Escalade militaire et répercussions régionales
L’armée israélienne a annoncé qu’elle intensifierait les frappes contre les “éléments clés du régime” en Iran. Dans le même temps, les frappes de représailles iraniennes se sont étendues aux États voisins du Golfe, le Koweït interceptant des drones hostiles pour le troisième jour consécutif. Plusieurs aéronefs militaires américains se sont écrasés au Koweït dans des circonstances restant sous enquête, bien que tous les membres d’équipage aient survécu et soient dans un état stable selon les responsables de la défense koweïtiens.
Le coût humain continue de s’alourdir avec le Croissant-Rouge iranien faisant état de 555 décès dans 131 villes touchées. Des déclarations militaires iraniennes distinctes confirment la mort de trois membres des Gardiens de la révolution dans la province du Lorestan et de cinq militaires de l’armée à Khorramabad à la suite des frappes.

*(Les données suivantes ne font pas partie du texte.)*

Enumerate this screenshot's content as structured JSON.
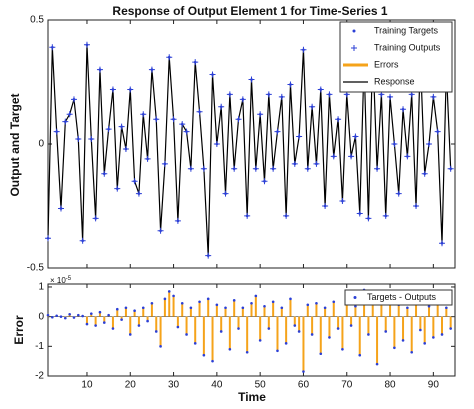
{
  "chart_data": [
    {
      "type": "response",
      "title": "Response of Output Element 1 for Time-Series 1",
      "ylabel": "Output and Target",
      "x": [
        1,
        2,
        3,
        4,
        5,
        6,
        7,
        8,
        9,
        10,
        11,
        12,
        13,
        14,
        15,
        16,
        17,
        18,
        19,
        20,
        21,
        22,
        23,
        24,
        25,
        26,
        27,
        28,
        29,
        30,
        31,
        32,
        33,
        34,
        35,
        36,
        37,
        38,
        39,
        40,
        41,
        42,
        43,
        44,
        45,
        46,
        47,
        48,
        49,
        50,
        51,
        52,
        53,
        54,
        55,
        56,
        57,
        58,
        59,
        60,
        61,
        62,
        63,
        64,
        65,
        66,
        67,
        68,
        69,
        70,
        71,
        72,
        73,
        74,
        75,
        76,
        77,
        78,
        79,
        80,
        81,
        82,
        83,
        84,
        85,
        86,
        87,
        88,
        89,
        90,
        91,
        92,
        93,
        94
      ],
      "values": [
        -0.38,
        0.39,
        0.05,
        -0.26,
        0.09,
        0.12,
        0.18,
        0.02,
        -0.39,
        0.4,
        0.02,
        -0.3,
        0.3,
        -0.12,
        0.06,
        0.22,
        -0.18,
        0.07,
        -0.02,
        0.22,
        -0.15,
        -0.2,
        0.12,
        -0.06,
        0.3,
        0.1,
        -0.35,
        -0.08,
        0.35,
        0.1,
        -0.31,
        0.08,
        0.05,
        -0.1,
        0.33,
        0.13,
        -0.1,
        -0.45,
        0.28,
        0.0,
        0.15,
        -0.2,
        0.2,
        -0.1,
        0.1,
        0.18,
        -0.29,
        0.26,
        -0.1,
        0.12,
        -0.15,
        0.2,
        -0.1,
        0.05,
        0.19,
        -0.29,
        0.24,
        -0.08,
        0.03,
        0.38,
        -0.1,
        0.15,
        -0.08,
        0.22,
        -0.25,
        0.2,
        -0.05,
        0.1,
        -0.23,
        0.2,
        -0.05,
        0.03,
        -0.28,
        0.33,
        -0.3,
        0.38,
        -0.1,
        0.2,
        -0.29,
        0.19,
        0.0,
        -0.2,
        0.14,
        -0.05,
        0.2,
        -0.25,
        0.35,
        -0.12,
        0.0,
        0.19,
        0.05,
        -0.4,
        0.3,
        -0.1
      ],
      "series": [
        {
          "name": "Training Targets",
          "color": "#2b3fd6",
          "marker": "dot"
        },
        {
          "name": "Training Outputs",
          "color": "#2b3fd6",
          "marker": "plus"
        },
        {
          "name": "Errors",
          "color": "#f5a31a",
          "marker": "line"
        },
        {
          "name": "Response",
          "color": "#000000",
          "marker": "line"
        }
      ],
      "xlim": [
        1,
        95
      ],
      "xticks": [
        10,
        20,
        30,
        40,
        50,
        60,
        70,
        80,
        90
      ],
      "ylim": [
        -0.5,
        0.5
      ],
      "yticks": [
        -0.5,
        0,
        0.5
      ]
    },
    {
      "type": "stem",
      "xlabel": "Time",
      "ylabel": "Error",
      "y_exponent": {
        "base": "× 10",
        "exp": "-5"
      },
      "x": [
        1,
        2,
        3,
        4,
        5,
        6,
        7,
        8,
        9,
        10,
        11,
        12,
        13,
        14,
        15,
        16,
        17,
        18,
        19,
        20,
        21,
        22,
        23,
        24,
        25,
        26,
        27,
        28,
        29,
        30,
        31,
        32,
        33,
        34,
        35,
        36,
        37,
        38,
        39,
        40,
        41,
        42,
        43,
        44,
        45,
        46,
        47,
        48,
        49,
        50,
        51,
        52,
        53,
        54,
        55,
        56,
        57,
        58,
        59,
        60,
        61,
        62,
        63,
        64,
        65,
        66,
        67,
        68,
        69,
        70,
        71,
        72,
        73,
        74,
        75,
        76,
        77,
        78,
        79,
        80,
        81,
        82,
        83,
        84,
        85,
        86,
        87,
        88,
        89,
        90,
        91,
        92,
        93,
        94
      ],
      "values": [
        0.05,
        -0.02,
        0.03,
        0.0,
        -0.05,
        0.08,
        -0.03,
        0.05,
        0.02,
        -0.25,
        0.1,
        -0.3,
        0.15,
        -0.2,
        0.05,
        -0.4,
        0.25,
        -0.1,
        0.3,
        -0.6,
        0.2,
        -0.3,
        0.3,
        -0.15,
        0.45,
        -0.5,
        -1.0,
        0.6,
        0.85,
        0.7,
        -0.35,
        0.45,
        -0.6,
        0.3,
        -0.9,
        0.5,
        -1.3,
        0.6,
        -1.5,
        0.4,
        -0.5,
        0.3,
        -1.1,
        0.55,
        -0.4,
        0.3,
        -1.2,
        0.45,
        0.7,
        -0.8,
        0.35,
        -0.4,
        0.5,
        -1.15,
        0.3,
        -0.9,
        0.6,
        -0.3,
        -0.5,
        -1.85,
        0.4,
        -0.6,
        0.45,
        -1.25,
        0.3,
        -0.7,
        0.5,
        -0.4,
        -1.1,
        0.6,
        -0.3,
        0.35,
        -1.3,
        0.9,
        -0.6,
        0.45,
        -1.6,
        0.7,
        -0.5,
        0.6,
        -1.05,
        0.4,
        -0.8,
        0.3,
        -1.2,
        0.55,
        -0.45,
        -0.9,
        0.35,
        -0.7,
        0.5,
        -0.6,
        0.3,
        -0.4
      ],
      "series": [
        {
          "name": "Targets - Outputs",
          "color": "#2b3fd6"
        }
      ],
      "stem_color": "#f5a31a",
      "xlim": [
        1,
        95
      ],
      "xticks": [
        10,
        20,
        30,
        40,
        50,
        60,
        70,
        80,
        90
      ],
      "ylim": [
        -2,
        1.1
      ],
      "yticks": [
        -2,
        -1,
        0,
        1
      ]
    }
  ]
}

Patrimoine culturel et réponse internationale
Les médias iraniens rapportent des dommages au palais du Golestan à Téhéran, un complexe historique classé par l’UNESCO, causés par les ondes de choc d’explosions à proximité. Ce palais du XVIIIe siècle représente l’un des plus anciens monuments architecturaux de la capitale iranienne.
Les réactions internationales ont été rapides. Le Kremlin russe a déclaré maintenir un contact constant avec la direction iranienne concernant ce qu’il a qualifié “d’agression flagrante” contre Téhéran. La Chine a signalé un citoyen tué à Téhéran et l’évacuation de plus de 3 000 ressortissants chinois, tout en niant les rapports sur des ventes d’armes à l’Iran.
Implications pour la sécurité régionale
Le conflit a créé des inquiétudes en matière de sécurité au-delà des frontières de l’Iran, avec de la fumée signalée près du complexe de l’ambassade américaine à Koweït City et les services d’urgence intervenant dans la zone. La situation reste fluide alors que les efforts diplomatiques se poursuivent malgré l’escalade des actions militaires.